# AgentOccam for WebChoreArena

## Install

```bash
git clone https://github.com/web-arena-x/webarena.git
cd webarena
conda create -n agentoccam python=3.10; conda activate agentoccam
pip install -r requirements.txt
pip install --upgrade transformers
pip install --upgrade openai
pip install numpy==1.26.4
playwright install
pip install -e .
cd ~/AgentOccam
pip install -r requirements.txt
mkdir .auth
```

Set up the web servers and environment URLs (find more details in the [webarena readme](https://github.com/web-arena-x/webarena/blob/main/environment_docker/README.md)).


## Replace URLs
You need to replace <your_base_url> in files (e.g., `scripts/env_setup.sh`) with your actual URL (for AWS, it typically starts with ec2-). To achieve this, run the following command:

```bash
python utils/replace_script.py --your_url "your url (e.g., ec2..)"
```

## Create Tasks
Run the following command to create the task JSON file.

```bash
source scripts/env_setup.sh
cd config_files
python generate_test_data_new_shopping_admin.py
python generate_test_data_new_shopping.py
python generate_test_data_new_reddit.py
python generate_test_data_new_gitlab.py
python generate_test_data_new_cross.py
cd ../
```


## Run Agent
First, please set API keys.

※ When creating the GPT-4o and GPT-5deployment on Azure, we named the model `gpt-4o-2024-05-13-azure` and `gpt-5-2025-08-07-azure`. By using the same name, you should be able to run the model without any issues. This code use GPT-4o for evaluation. 

```bash
export AZURE_OPENAI_API_KEY='your-api-key-here'
export AZURE_OPENAI_ENDPOINT="your-azure-endpoint-here"
export ANTHROPIC_API_KEY='your-api-key-here'
export GEMINI_API_KEY='your-api-key-here'
export AZURE_OPENAI_API_EAST_KEY='your-api-key-here' (for GPT5 azure)
export AZURE_OPENAI_EAST_ENDPOINT="your-azure-endpoint-here" (for GPT5 azure)
```

Next, implement the following command for auto-login.
```bash
source scripts/login_setup.sh
```

Next, you can implement the following command to produce the result.

```bash
bash scripts/shopping/claude.sh
```

When you finish the inference, please implement the following command to get the result.

```bash
python utils/calc_score.py <your_result_csv>
```


## Notes and Recommendations
### 1. Environment Reset
After evaluating each website, reset the environment to the initial state following the instructions [here](https://github.com/web-arena-x/webarena/blob/main/environment_docker/README.md#environment-reset). After the reset, run the inference for cross-site tasks.

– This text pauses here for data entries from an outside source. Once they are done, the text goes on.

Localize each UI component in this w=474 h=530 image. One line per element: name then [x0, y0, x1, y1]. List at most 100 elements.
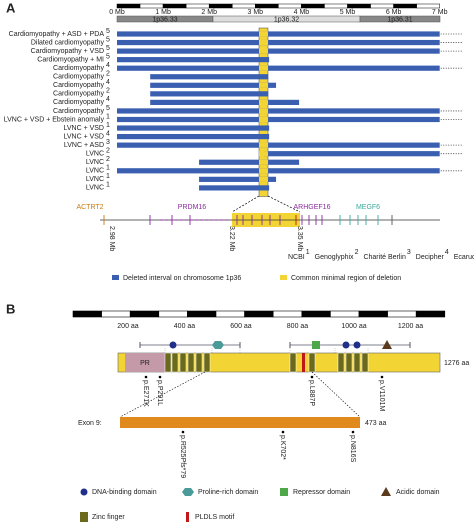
- row-source: 5: [106, 28, 110, 35]
- mutation-dot: [310, 375, 314, 379]
- row-source: 4: [106, 130, 110, 137]
- scale-label: 400 aa: [174, 323, 196, 330]
- exon-length: 473 aa: [365, 420, 387, 427]
- legend-label: Common minimal region of deletion: [291, 275, 401, 282]
- row-source: 1: [106, 173, 110, 180]
- row-source: 2: [106, 88, 110, 95]
- overlap: [259, 116, 268, 123]
- domain-label: PR: [140, 360, 150, 367]
- scale-segment: [415, 310, 446, 318]
- overlap: [259, 48, 268, 54]
- overlap: [259, 176, 268, 182]
- deleted-interval: [199, 159, 300, 165]
- source-name: Decipher: [416, 254, 445, 261]
- mutation-label: p.N816S: [349, 435, 356, 463]
- scale-segment: [101, 310, 131, 318]
- mutation-dot: [158, 375, 162, 379]
- overlap: [259, 142, 268, 148]
- row-source: 5: [106, 45, 110, 52]
- legend-icon: [80, 488, 88, 496]
- row-source: 4: [106, 79, 110, 86]
- scale-segment: [347, 3, 371, 9]
- dna-binding: [342, 341, 350, 349]
- scale-segment: [244, 310, 274, 318]
- mutation-label: p.V1101M: [378, 380, 385, 412]
- row-source: 4: [106, 62, 110, 69]
- scale-segment: [187, 310, 217, 318]
- legend-label: Acidic domain: [396, 489, 440, 496]
- scale-label: 6 Mb: [386, 9, 402, 16]
- band-label: 1p36.31: [387, 16, 412, 23]
- source-name: NCBI: [288, 254, 305, 261]
- acidic: [382, 340, 392, 349]
- scale-segment: [162, 3, 187, 9]
- zoom: [231, 195, 260, 213]
- mutation-dot: [144, 375, 148, 379]
- deleted-interval: [117, 39, 440, 46]
- row-label: LVNC: [86, 168, 104, 175]
- overlap: [259, 168, 268, 174]
- row-label: Cardiomyopathy: [53, 65, 104, 72]
- deleted-interval: [150, 99, 300, 105]
- pldls: [302, 353, 305, 372]
- scale-segment: [393, 3, 417, 9]
- scale-label: 5 Mb: [340, 9, 356, 16]
- row-source: 5: [106, 36, 110, 43]
- overlap: [259, 159, 268, 165]
- overlap: [259, 39, 268, 46]
- scale-label: 800 aa: [287, 323, 309, 330]
- deleted-interval: [117, 134, 270, 140]
- source-ref: 1: [306, 249, 310, 256]
- scale-segment: [139, 3, 164, 9]
- legend-label: Zinc finger: [92, 514, 125, 521]
- row-label: LVNC + VSD: [63, 133, 104, 140]
- scale-segment: [272, 310, 303, 318]
- zinc-finger: [337, 352, 345, 373]
- deleted-interval: [117, 48, 440, 54]
- row-label: LVNC + ASD: [64, 142, 104, 149]
- deleted-interval: [150, 91, 269, 97]
- row-source: 2: [106, 148, 110, 155]
- deleted-interval: [117, 65, 440, 71]
- scale-label: 1200 aa: [398, 323, 423, 330]
- row-label: Cardiomyopathy: [53, 108, 104, 115]
- row-label: Cardiomyopathy + MI: [37, 56, 104, 63]
- deleted-interval: [199, 185, 270, 191]
- gene-label: ARHGEF16: [294, 204, 331, 211]
- legend-swatch: [280, 275, 287, 280]
- scale-segment: [301, 310, 331, 318]
- deleted-interval: [117, 125, 270, 131]
- deleted-interval: [150, 74, 269, 80]
- content: 0 Mb 1 Mb 2 Mb 3 Mb 4 Mb 5 Mb 6 Mb 7 Mb 1p36.33 1…: [4, 3, 474, 522]
- row-source: 4: [106, 96, 110, 103]
- scale-segment: [387, 310, 417, 318]
- zinc-finger: [187, 352, 195, 373]
- scale-segment: [158, 310, 188, 318]
- legend-icon: [182, 488, 194, 496]
- gene-label: ACTRT2: [76, 204, 103, 211]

We do not recommend changing the order of tasks, as some tasks later in the list may alter the environment (i.e., `affect_environment=True`).
However, resetting the environment more frequently than instructed is perfectly acceptable if needed.


### 2. Checking of Login
If a task is stuck on the admin or login page, it likely means that auto-login has failed.
Please try running:
```bash
source scripts/login_setup.sh
```
or investigate other possible reasons why the login might be failing.